September/October is the ideal time to plant bulbs in preparation for Spring. Spring colour includes your Daffodils, Snowdrops and Crocuses, your Summer bulbs like Dahlias, Lillies, Red Hot Pokers and Crocosmia need planting in Spring or dividing to rejuvenate the plant. Tuberous or rhizome rooted plants (Begonia’s or Irises) too moved or divided at the turn of the new season.
Daffodils now have so many variations. There are 1,000s that deviate from your egg yolk yellow. It’s smaller cousin Narcissus is equally diverse. Usually you don’t divide daffodils. They do not multiply like Crocosmia so you would usually just plant more. In the event of bulbs being of a healthy size you could slice and plant the divided pieces. In a cluster or a wave are very effective, a border or naturalised in the grass. The downside to naturalised, however, is when they’re spent you mustn’t cut them back. The period to leave them is 6-7 weeks or until the foliage goes limp. This will effect the flowering and the general health of the plant.
Crocuses are one of the 1st to appear and can adapt to a shaded environment. The wild variety is a woodland plant and usually found under tree canopies. Although they do better in full sun, the time of year they appear there’s not much foliage so they adapt. The one important point is the soil must be well drained. They are not fans of rain.
Snowdrops too are a wonderful addition and flower early in the year. The only snag is they don’t last long enough. Maybe 2-3 weeks. The plant can be divided and more plants encouraged. Propagation can also be achieved by seed amongst other methods. They prefer shade to full sun and need no maintenance. They will die back naturally.
Bluebells, although, not a cultivated plant can achieve a breathtaking carpet of colour in April to May. A woodland scene can be replicated with the minimum of effort since they are quick to spread and because of their origins can adapt in shaded areas.

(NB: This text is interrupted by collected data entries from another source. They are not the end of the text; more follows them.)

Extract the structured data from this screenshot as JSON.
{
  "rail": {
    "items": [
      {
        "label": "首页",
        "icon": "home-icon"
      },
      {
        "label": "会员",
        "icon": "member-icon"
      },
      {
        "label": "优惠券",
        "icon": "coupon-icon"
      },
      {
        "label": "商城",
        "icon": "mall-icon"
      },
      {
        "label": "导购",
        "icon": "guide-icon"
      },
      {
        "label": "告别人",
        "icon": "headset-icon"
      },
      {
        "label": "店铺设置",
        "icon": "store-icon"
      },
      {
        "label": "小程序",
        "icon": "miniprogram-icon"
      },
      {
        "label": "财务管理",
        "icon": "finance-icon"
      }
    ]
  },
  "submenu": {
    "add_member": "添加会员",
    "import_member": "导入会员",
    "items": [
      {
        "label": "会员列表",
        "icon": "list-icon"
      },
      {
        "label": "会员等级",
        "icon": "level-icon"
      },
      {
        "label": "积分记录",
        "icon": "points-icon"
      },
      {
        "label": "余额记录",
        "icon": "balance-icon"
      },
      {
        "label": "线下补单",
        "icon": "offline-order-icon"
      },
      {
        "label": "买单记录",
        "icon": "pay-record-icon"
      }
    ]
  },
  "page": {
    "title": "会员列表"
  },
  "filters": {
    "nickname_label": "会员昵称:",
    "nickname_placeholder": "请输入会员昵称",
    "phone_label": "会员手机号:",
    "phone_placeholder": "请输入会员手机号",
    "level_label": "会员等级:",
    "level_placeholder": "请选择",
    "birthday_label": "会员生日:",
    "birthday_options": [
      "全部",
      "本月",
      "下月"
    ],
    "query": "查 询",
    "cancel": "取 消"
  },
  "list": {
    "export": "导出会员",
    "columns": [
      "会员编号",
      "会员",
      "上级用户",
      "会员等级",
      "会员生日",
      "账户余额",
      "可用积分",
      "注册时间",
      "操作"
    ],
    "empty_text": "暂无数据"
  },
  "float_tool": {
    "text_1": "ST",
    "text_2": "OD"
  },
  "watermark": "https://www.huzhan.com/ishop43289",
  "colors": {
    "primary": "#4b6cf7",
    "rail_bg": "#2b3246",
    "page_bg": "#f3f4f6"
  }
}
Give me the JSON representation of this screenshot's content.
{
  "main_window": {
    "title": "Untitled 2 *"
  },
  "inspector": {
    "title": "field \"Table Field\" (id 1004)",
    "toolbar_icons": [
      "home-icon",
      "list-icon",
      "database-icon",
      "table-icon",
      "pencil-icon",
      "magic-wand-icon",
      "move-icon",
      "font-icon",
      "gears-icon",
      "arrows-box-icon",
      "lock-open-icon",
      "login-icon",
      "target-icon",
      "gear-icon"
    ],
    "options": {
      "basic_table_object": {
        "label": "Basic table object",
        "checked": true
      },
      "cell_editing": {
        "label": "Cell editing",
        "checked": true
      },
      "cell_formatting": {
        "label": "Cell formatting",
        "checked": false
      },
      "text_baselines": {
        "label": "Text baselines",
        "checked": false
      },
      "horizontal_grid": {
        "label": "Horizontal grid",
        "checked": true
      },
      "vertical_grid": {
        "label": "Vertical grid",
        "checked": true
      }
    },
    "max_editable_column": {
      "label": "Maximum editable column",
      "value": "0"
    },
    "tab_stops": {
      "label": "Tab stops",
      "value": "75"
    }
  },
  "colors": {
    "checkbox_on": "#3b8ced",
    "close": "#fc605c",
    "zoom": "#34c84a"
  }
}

Alliums can be planted for shows in spring to early summer. Do not plant in boggy areas or in heavy soil, they prefer well drained conditions and thrive in sun. They can cope with dry periods and are self reliant. They also attract beneficial insects so bio diverse for your garden.
Plant Tulips for spring colour, they come in a variety of colours and shapes. A hardy specimen, they do well in a sheltered position though. They do not weather well and prefer a full sun aspect. Tulips can ideally be taken out each year and dried out. Often they are left in the ground but will not tolerate over excessive moisture. Discard any diseased, damaged bulbs when storing them.
Grape Hyacinths offer a food source to bees as well as vibrant colour in mid – late spring. The plant has a tendency to seed after flowering, so to retain the vigour of the existing plant it is a good idea to remove the flowerheads. It is, however, not hugely detrimental and division every couple of years will help in their growth.